I've had this fix WSAEMSGSIZE on a Realtek RTL8168 NIC running driver 10.045 — the card was sending packets 4 bytes too large. Disabling LSO forced the CPU to handle segmentation, which didn't have the bug.
When None of This Works
If you're still stuck, the issue might be hardware-specific or a driver bug that needs a specific firmware update. Check for a newer NIC driver from the manufacturer (not Windows Update). On Dell or HP machines, use their support assistant tools. On a custom build, go to the chipset vendor's site (Intel, Realtek, etc.).
Also, consider whether a firewall or antivirus with network scanning (like Avast or Bitdefender) is injecting itself into the packet stream. Temporarily disable it and test. If the error stops, reconfigure the firewall to allow the app or remove its network filter driver.
Testing Your Fix
After each step, reproduce the scenario that caused the error. For example, if you got WSAEMSGSIZE when running a specific game server or a Python UDP script, run it again. If the error is gone, you're good. If not, move to the next step.

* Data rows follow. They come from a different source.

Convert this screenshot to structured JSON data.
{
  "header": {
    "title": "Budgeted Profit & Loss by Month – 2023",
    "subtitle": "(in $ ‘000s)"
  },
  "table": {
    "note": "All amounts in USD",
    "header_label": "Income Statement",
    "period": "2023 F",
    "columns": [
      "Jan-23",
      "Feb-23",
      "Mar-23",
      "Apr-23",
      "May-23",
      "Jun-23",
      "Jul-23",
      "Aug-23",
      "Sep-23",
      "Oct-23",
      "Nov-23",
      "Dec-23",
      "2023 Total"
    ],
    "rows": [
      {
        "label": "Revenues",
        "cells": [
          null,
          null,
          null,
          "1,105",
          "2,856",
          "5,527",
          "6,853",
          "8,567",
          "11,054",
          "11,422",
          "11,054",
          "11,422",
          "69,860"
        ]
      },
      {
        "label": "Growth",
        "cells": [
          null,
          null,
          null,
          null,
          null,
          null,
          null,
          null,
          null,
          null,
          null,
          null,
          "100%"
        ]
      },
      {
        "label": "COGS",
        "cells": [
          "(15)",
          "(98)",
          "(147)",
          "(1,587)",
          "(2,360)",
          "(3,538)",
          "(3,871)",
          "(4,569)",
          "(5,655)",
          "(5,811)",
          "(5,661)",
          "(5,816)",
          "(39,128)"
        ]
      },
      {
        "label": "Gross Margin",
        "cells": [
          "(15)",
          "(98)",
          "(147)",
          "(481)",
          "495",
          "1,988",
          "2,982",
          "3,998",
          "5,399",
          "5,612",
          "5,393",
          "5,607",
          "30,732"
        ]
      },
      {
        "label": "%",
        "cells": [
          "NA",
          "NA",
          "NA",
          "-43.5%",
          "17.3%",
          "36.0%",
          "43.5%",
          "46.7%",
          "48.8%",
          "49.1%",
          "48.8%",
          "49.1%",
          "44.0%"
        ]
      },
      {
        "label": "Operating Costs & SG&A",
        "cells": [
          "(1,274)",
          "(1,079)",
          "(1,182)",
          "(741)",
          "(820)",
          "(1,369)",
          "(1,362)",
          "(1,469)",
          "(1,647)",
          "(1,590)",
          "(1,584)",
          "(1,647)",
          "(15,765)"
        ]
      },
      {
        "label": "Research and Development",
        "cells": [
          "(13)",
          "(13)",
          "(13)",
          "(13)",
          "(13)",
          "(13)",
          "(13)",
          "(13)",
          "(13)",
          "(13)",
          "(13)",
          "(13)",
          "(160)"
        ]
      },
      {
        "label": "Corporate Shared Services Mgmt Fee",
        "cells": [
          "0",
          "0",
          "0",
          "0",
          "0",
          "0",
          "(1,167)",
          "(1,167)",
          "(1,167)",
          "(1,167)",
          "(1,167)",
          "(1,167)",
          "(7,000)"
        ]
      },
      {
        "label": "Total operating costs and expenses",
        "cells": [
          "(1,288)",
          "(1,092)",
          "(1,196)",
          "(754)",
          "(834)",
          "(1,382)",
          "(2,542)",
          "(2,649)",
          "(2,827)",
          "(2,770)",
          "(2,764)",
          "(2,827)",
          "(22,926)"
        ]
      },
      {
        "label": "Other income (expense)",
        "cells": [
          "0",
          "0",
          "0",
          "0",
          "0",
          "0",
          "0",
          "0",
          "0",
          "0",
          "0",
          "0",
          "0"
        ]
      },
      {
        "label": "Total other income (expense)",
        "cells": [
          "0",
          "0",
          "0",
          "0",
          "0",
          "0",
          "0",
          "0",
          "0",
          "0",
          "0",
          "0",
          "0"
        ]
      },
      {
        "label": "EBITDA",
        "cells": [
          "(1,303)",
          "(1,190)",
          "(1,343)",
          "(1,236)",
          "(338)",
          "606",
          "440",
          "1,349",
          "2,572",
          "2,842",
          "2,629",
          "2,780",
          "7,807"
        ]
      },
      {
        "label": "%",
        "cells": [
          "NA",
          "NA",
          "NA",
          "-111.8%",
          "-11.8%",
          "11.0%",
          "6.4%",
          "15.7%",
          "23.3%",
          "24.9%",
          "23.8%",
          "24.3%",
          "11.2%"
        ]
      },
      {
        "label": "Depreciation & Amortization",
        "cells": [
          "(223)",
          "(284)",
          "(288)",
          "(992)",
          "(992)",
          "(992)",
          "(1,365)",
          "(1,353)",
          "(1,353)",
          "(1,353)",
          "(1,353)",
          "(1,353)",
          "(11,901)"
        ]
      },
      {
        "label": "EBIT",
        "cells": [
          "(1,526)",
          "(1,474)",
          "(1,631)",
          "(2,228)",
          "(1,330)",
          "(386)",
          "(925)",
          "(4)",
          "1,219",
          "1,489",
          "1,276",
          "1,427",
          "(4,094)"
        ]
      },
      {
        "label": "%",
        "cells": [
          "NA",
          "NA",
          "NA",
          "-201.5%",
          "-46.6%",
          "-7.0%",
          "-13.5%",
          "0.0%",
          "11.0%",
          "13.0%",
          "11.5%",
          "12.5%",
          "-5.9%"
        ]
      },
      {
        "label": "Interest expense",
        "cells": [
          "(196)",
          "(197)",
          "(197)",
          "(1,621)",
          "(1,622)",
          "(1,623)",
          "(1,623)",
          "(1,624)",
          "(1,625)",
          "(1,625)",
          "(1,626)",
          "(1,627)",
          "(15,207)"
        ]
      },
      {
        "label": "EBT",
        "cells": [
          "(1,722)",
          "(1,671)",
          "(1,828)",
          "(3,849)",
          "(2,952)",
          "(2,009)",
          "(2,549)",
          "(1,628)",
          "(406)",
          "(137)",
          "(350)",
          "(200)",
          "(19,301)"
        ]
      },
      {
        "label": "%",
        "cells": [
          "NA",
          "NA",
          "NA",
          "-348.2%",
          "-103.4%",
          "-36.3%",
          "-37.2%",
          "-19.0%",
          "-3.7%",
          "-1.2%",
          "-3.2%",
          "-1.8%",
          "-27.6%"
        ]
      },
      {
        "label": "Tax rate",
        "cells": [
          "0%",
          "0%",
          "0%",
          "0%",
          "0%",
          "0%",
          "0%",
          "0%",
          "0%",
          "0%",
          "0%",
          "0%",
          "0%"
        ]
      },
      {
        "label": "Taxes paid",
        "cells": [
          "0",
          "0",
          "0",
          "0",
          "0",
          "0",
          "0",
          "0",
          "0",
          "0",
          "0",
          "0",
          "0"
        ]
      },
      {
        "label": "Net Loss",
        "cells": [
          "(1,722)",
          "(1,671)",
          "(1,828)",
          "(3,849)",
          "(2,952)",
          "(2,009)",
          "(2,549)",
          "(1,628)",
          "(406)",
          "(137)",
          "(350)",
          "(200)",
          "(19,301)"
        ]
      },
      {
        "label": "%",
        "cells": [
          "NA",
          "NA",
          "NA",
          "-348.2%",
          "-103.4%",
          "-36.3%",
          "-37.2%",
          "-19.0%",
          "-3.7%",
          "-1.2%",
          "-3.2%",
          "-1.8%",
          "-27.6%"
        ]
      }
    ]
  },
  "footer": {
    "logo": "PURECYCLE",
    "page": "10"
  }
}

One more thing: use netstat -s in Command Prompt to check for UDP errors before and after. A reduction in "UDP Receive Errors" is a solid indicator the fix worked.
Summary
WSAEMSGSIZE is a Windows socket error that says "your packet is too big for the buffer." Start with the registry buffer tweak, then reset Winsock and reduce MTU. If that fails, disable Large Send Offload. In my experience, step 3b or step 4 fixes 90% of cases. The rest are driver or firewall meddling.
Don't waste time rebuilding the stack or reinstalling Windows — this is a config issue, not a broken OS.